À présent, c'était à mon tour d'être mal à l'aise. Car je ne comprenais pas vraiment ce qui avait pu faire ressentir à mon coeur quelque chose d'aussi puissant. Je repassais les événements de la journée dans mon esprit et, vraiment, je ne voyais rien qui eut pu l'énerver à ce point. J'avais vu le soleil sortir entre deux nuages, le sommet des montagnes s'enflammer de lumière, j'avais parlé blues avec le vieux Hyacinthe, pris un café pour me réchauffer. Au moment où mon coeur s'était emballé, je me trouvais dans le parc et je marchais vers... je ne sais plus... je marchais. Des enfants jouaient et se balançaient.
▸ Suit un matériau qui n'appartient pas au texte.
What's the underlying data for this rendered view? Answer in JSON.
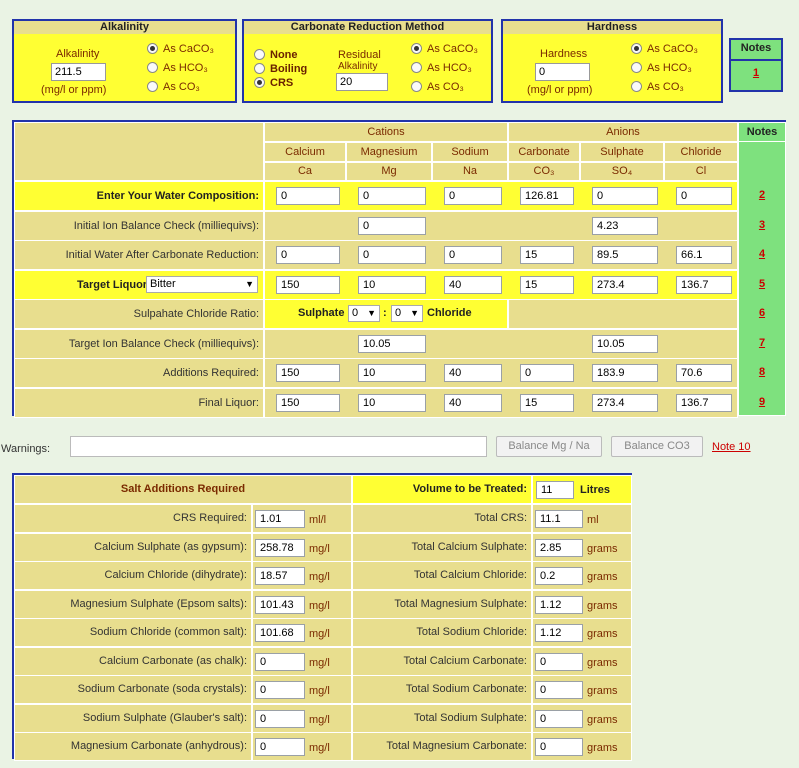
{
  "alkalinity": {
    "title": "Alkalinity",
    "label": "Alkalinity",
    "value": "211.5",
    "units": "(mg/l or ppm)",
    "options": [
      {
        "label": "As CaCO₃",
        "checked": true
      },
      {
        "label": "As HCO₃",
        "checked": false
      },
      {
        "label": "As CO₃",
        "checked": false
      }
    ]
  },
  "carbonate": {
    "title": "Carbonate Reduction Method",
    "methods": [
      {
        "label": "None",
        "checked": false
      },
      {
        "label": "Boiling",
        "checked": false
      },
      {
        "label": "CRS",
        "checked": true
      }
    ],
    "residual_label": "Residual",
    "residual_sub": "Alkalinity",
    "residual_value": "20",
    "options": [
      {
        "label": "As CaCO₃",
        "checked": true
      },
      {
        "label": "As HCO₃",
        "checked": false
      },
      {
        "label": "As CO₃",
        "checked": false
      }
    ]
  },
  "hardness": {
    "title": "Hardness",
    "label": "Hardness",
    "value": "0",
    "units": "(mg/l or ppm)",
    "options": [
      {
        "label": "As CaCO₃",
        "checked": true
      },
      {
        "label": "As HCO₃",
        "checked": false
      },
      {
        "label": "As CO₃",
        "checked": false
      }
    ]
  },
  "top_notes": {
    "title": "Notes",
    "link": "1"
  },
  "main": {
    "cations": "Cations",
    "anions": "Anions",
    "notes": "Notes",
    "ion_names": [
      "Calcium",
      "Magnesium",
      "Sodium",
      "Carbonate",
      "Sulphate",
      "Chloride"
    ],
    "ion_symbols": [
      "Ca",
      "Mg",
      "Na",
      "CO₃",
      "SO₄",
      "Cl"
    ],
    "rows": [
      {
        "label": "Enter Your Water Composition:",
        "values": [
          "0",
          "0",
          "0",
          "126.81",
          "0",
          "0"
        ],
        "note": "2",
        "bold": true,
        "yellow": true
      },
      {
        "label": "Initial Ion Balance Check (milliequivs):",
        "values": [
          "",
          "0",
          "",
          "",
          "4.23",
          ""
        ],
        "note": "3"
      },
      {
        "label": "Initial Water After Carbonate Reduction:",
        "values": [
          "0",
          "0",
          "0",
          "15",
          "89.5",
          "66.1"
        ],
        "note": "4"
      },
      {
        "label": "Target Liquor:",
        "select": "Bitter",
        "values": [
          "150",
          "10",
          "40",
          "15",
          "273.4",
          "136.7"
        ],
        "note": "5",
        "bold": true,
        "yellow": true
      },
      {
        "label": "Sulpahate Chloride Ratio:",
        "ratio": {
          "left": "Sulphate",
          "a": "0",
          "b": "0",
          "sep": ":",
          "right": "Chloride"
        },
        "note": "6"
      },
      {
        "label": "Target Ion Balance Check (milliequivs):",
        "values": [
          "",
          "10.05",
          "",
          "",
          "10.05",
          ""
        ],
        "note": "7"
      },
      {
        "label": "Additions Required:",
        "values": [
          "150",
          "10",
          "40",
          "0",
          "183.9",
          "70.6"
        ],
        "note": "8"
      },
      {
        "label": "Final Liquor:",
        "values": [
          "150",
          "10",
          "40",
          "15",
          "273.4",
          "136.7"
        ],
        "note": "9"
      }
    ]
  },
  "warnings": {
    "label": "Warnings:",
    "value": "",
    "btn_mg_na": "Balance Mg / Na",
    "btn_co3": "Balance CO3",
    "note": "Note 10"
  },
  "salts": {
    "title": "Salt Additions Required",
    "volume_label": "Volume to be Treated:",
    "volume_value": "11",
    "volume_unit": "Litres",
    "rows": [
      {
        "left": "CRS Required:",
        "lval": "1.01",
        "lunit": "ml/l",
        "right": "Total CRS:",
        "rval": "11.1",
        "runit": "ml"
      },
      {
        "left": "Calcium Sulphate (as gypsum):",
        "lval": "258.78",
        "lunit": "mg/l",
        "right": "Total Calcium Sulphate:",
        "rval": "2.85",
        "runit": "grams"
      },
      {
        "left": "Calcium Chloride (dihydrate):",
        "lval": "18.57",
        "lunit": "mg/l",
        "right": "Total Calcium Chloride:",
        "rval": "0.2",
        "runit": "grams"
      },
      {
        "left": "Magnesium Sulphate (Epsom salts):",
        "lval": "101.43",
        "lunit": "mg/l",
        "right": "Total Magnesium Sulphate:",
        "rval": "1.12",
        "runit": "grams"
      },
      {
        "left": "Sodium Chloride (common salt):",
        "lval": "101.68",
        "lunit": "mg/l",
        "right": "Total Sodium Chloride:",
        "rval": "1.12",
        "runit": "grams"
      },
      {
        "left": "Calcium Carbonate (as chalk):",
        "lval": "0",
        "lunit": "mg/l",
        "right": "Total Calcium Carbonate:",
        "rval": "0",
        "runit": "grams"
      },
      {
        "left": "Sodium Carbonate (soda crystals):",
        "lval": "0",
        "lunit": "mg/l",
        "right": "Total Sodium Carbonate:",
        "rval": "0",
        "runit": "grams"
      },
      {
        "left": "Sodium Sulphate (Glauber's salt):",
        "lval": "0",
        "lunit": "mg/l",
        "right": "Total Sodium Sulphate:",
        "rval": "0",
        "runit": "grams"
      },
      {
        "left": "Magnesium Carbonate (anhydrous):",
        "lval": "0",
        "lunit": "mg/l",
        "right": "Total Magnesium Carbonate:",
        "rval": "0",
        "runit": "grams"
      }
    ]
  },
  "colors": {
    "yellow": "#ffff33",
    "tan": "#e8de8e",
    "green": "#7ee17e",
    "border": "#2233aa",
    "note": "#cc0000",
    "bg": "#eaf3e4"
  }
}
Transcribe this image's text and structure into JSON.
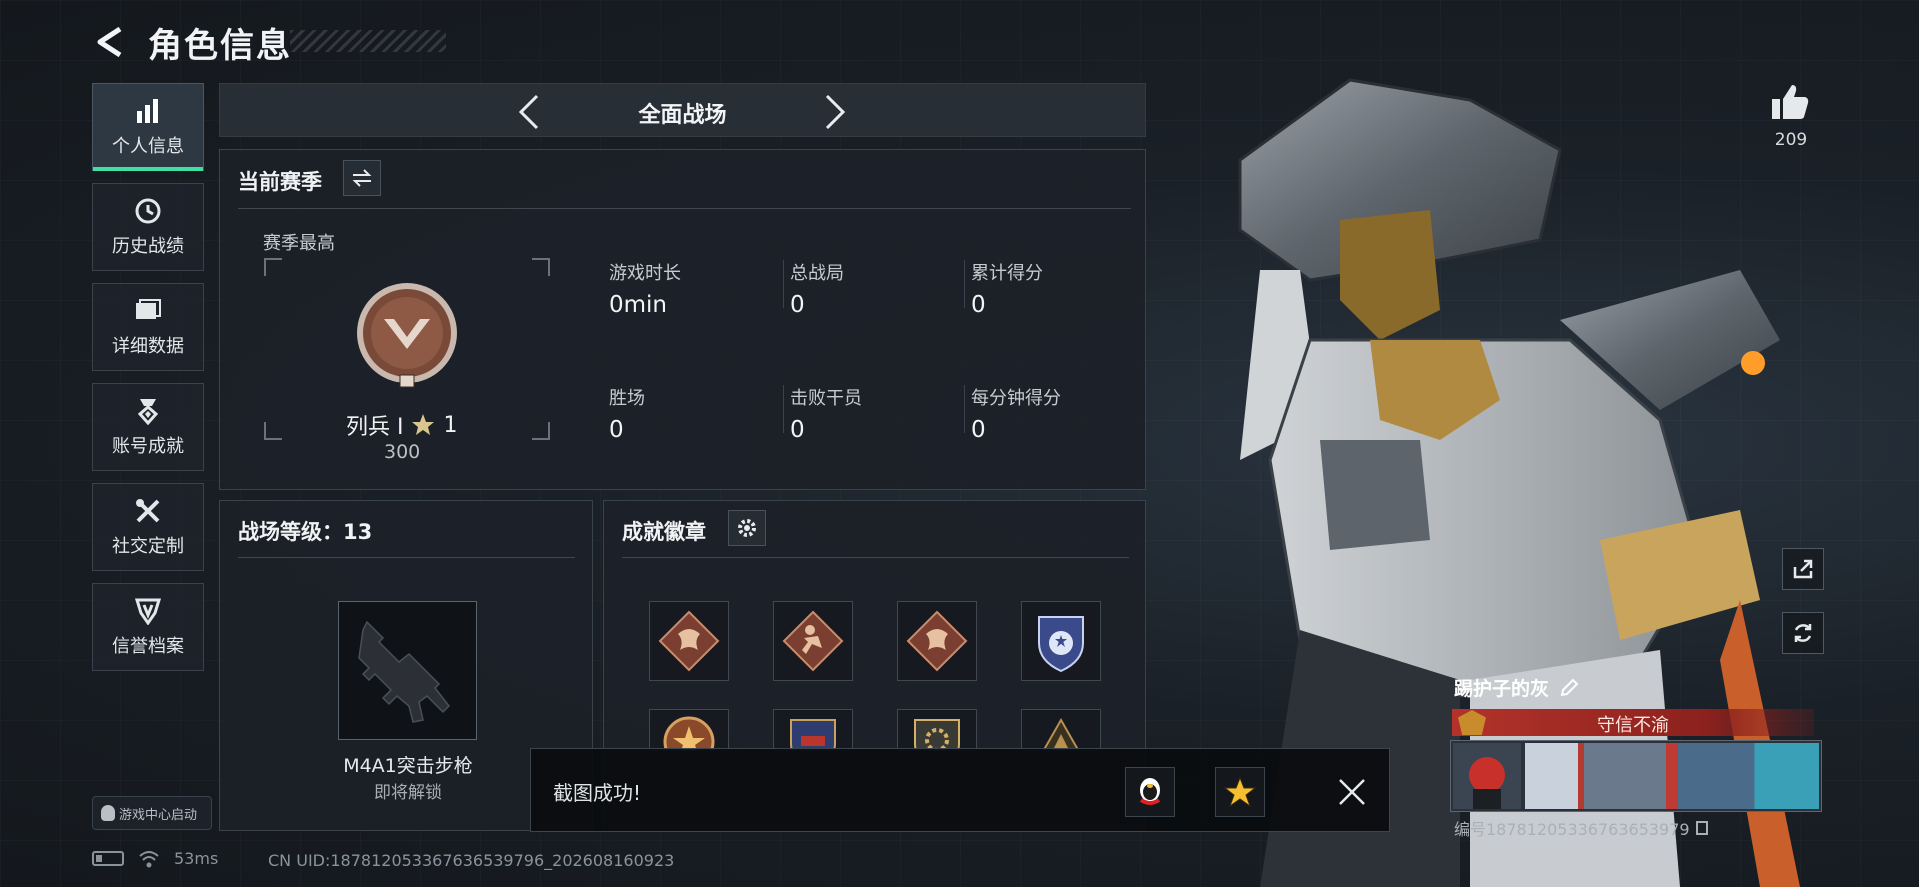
{
  "header": {
    "title": "角色信息"
  },
  "sidebar": {
    "items": [
      {
        "label": "个人信息",
        "icon": "bar-chart-icon",
        "active": true
      },
      {
        "label": "历史战绩",
        "icon": "clock-icon",
        "active": false
      },
      {
        "label": "详细数据",
        "icon": "folder-icon",
        "active": false
      },
      {
        "label": "账号成就",
        "icon": "medal-icon",
        "active": false
      },
      {
        "label": "社交定制",
        "icon": "tools-icon",
        "active": false
      },
      {
        "label": "信誉档案",
        "icon": "shield-icon",
        "active": false
      }
    ],
    "game_center": "游戏中心启动"
  },
  "mode_selector": {
    "title": "全面战场"
  },
  "season": {
    "title": "当前赛季",
    "best_label": "赛季最高",
    "rank_name": "列兵 Ⅰ",
    "rank_stars": "1",
    "rank_score": "300",
    "stats": [
      {
        "label": "游戏时长",
        "value": "0min"
      },
      {
        "label": "总战局",
        "value": "0"
      },
      {
        "label": "累计得分",
        "value": "0"
      },
      {
        "label": "胜场",
        "value": "0"
      },
      {
        "label": "击败干员",
        "value": "0"
      },
      {
        "label": "每分钟得分",
        "value": "0"
      }
    ]
  },
  "battlefield_level": {
    "title": "战场等级：13",
    "weapon_name": "M4A1突击步枪",
    "weapon_status": "即将解锁"
  },
  "achievements": {
    "title": "成就徽章",
    "badges": [
      "dragon-badge",
      "runner-badge",
      "dragon-badge",
      "shield-star-badge",
      "star-emblem-badge",
      "shield-badge",
      "gear-badge",
      "triangle-badge"
    ]
  },
  "status_bar": {
    "ping": "53ms",
    "uid": "CN UID:18781205336763653979​6_202608160923"
  },
  "toast": {
    "message": "截图成功!"
  },
  "character": {
    "likes": "209",
    "player_name": "踢护子的灰",
    "credit": "守信不渝",
    "card_id": "编号18781205336763653979"
  },
  "colors": {
    "accent": "#3ee0a3",
    "credit_red": "#b3332b",
    "badge_bronze": "#7a4a38"
  }
}
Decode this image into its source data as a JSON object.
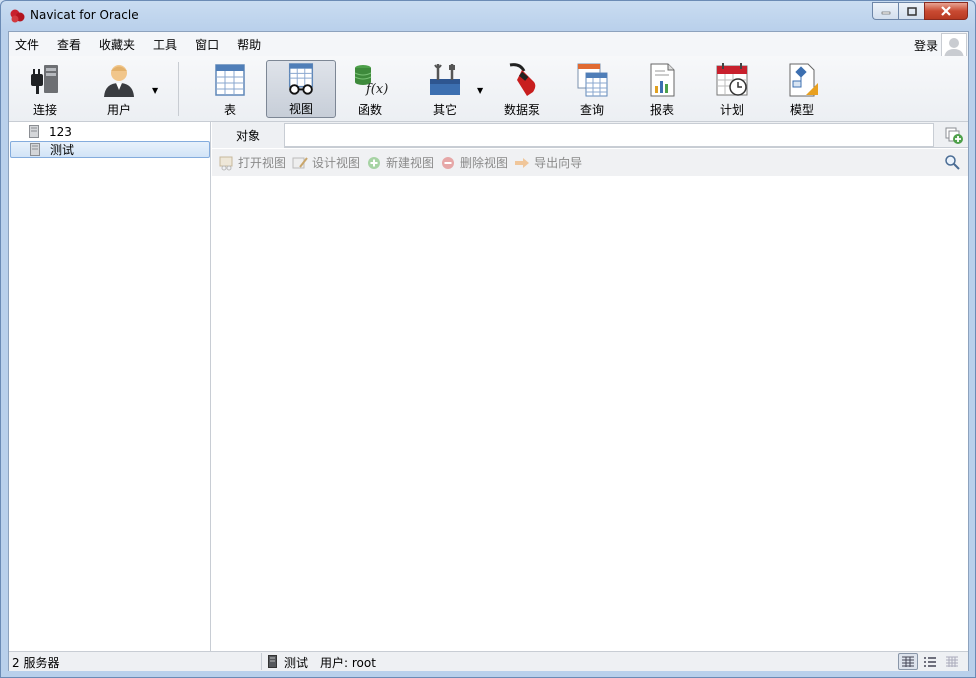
{
  "window": {
    "title": "Navicat for Oracle"
  },
  "menu": {
    "items": [
      "文件",
      "查看",
      "收藏夹",
      "工具",
      "窗口",
      "帮助"
    ],
    "login": "登录"
  },
  "toolbar": {
    "connect": "连接",
    "user": "用户",
    "table": "表",
    "view": "视图",
    "function": "函数",
    "other": "其它",
    "datapump": "数据泵",
    "query": "查询",
    "report": "报表",
    "schedule": "计划",
    "model": "模型"
  },
  "connections": [
    {
      "label": "123",
      "selected": false
    },
    {
      "label": "测试",
      "selected": true
    }
  ],
  "objects": {
    "tab_label": "对象",
    "actions": [
      "打开视图",
      "设计视图",
      "新建视图",
      "删除视图",
      "导出向导"
    ]
  },
  "status": {
    "server_count": "2 服务器",
    "connection": "测试",
    "user": "用户: root"
  }
}
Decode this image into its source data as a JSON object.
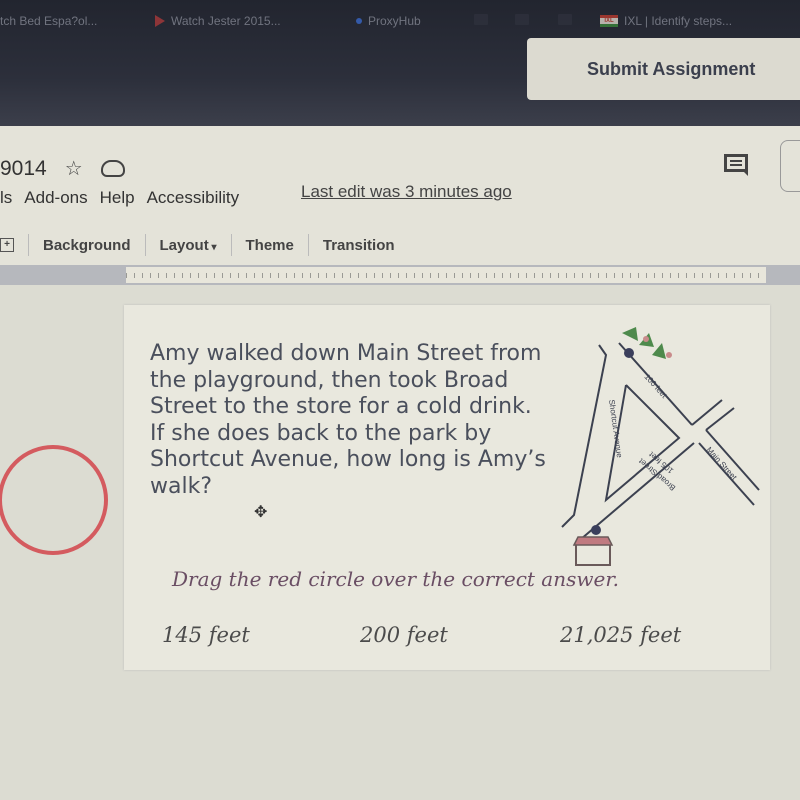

J'étais perdu dans mes pensées aussi bien que dans mes gestes. Et puis ce coeur qui se met à vouloir sortir...

J'ai souhaité bonne nuit à mon coeur, mais j'en ai eu pour longtemps à m'endormir. Comment mon coeur avait-il pu percevoir, à travers moi, quelque chose qui ne m,avait même pas marqué? La journée me paraissait étrangement ordinaire... Et pourtant, il devait y avoir eu quelque chose: c'est sensible, un coeur. J'avais peur d'avoir manqué quelque chose d'important que lui aurait saisi. Ce que j'avais pris pour un malaise était peut-être le signal de quelque chose de grandiose -- à moins que mon coeur, tout simplement, se soit trompé. Mais j'aurais eu de la difficulté à le croire. Alors, tous les deux, nous avons dormi sur ce mystère.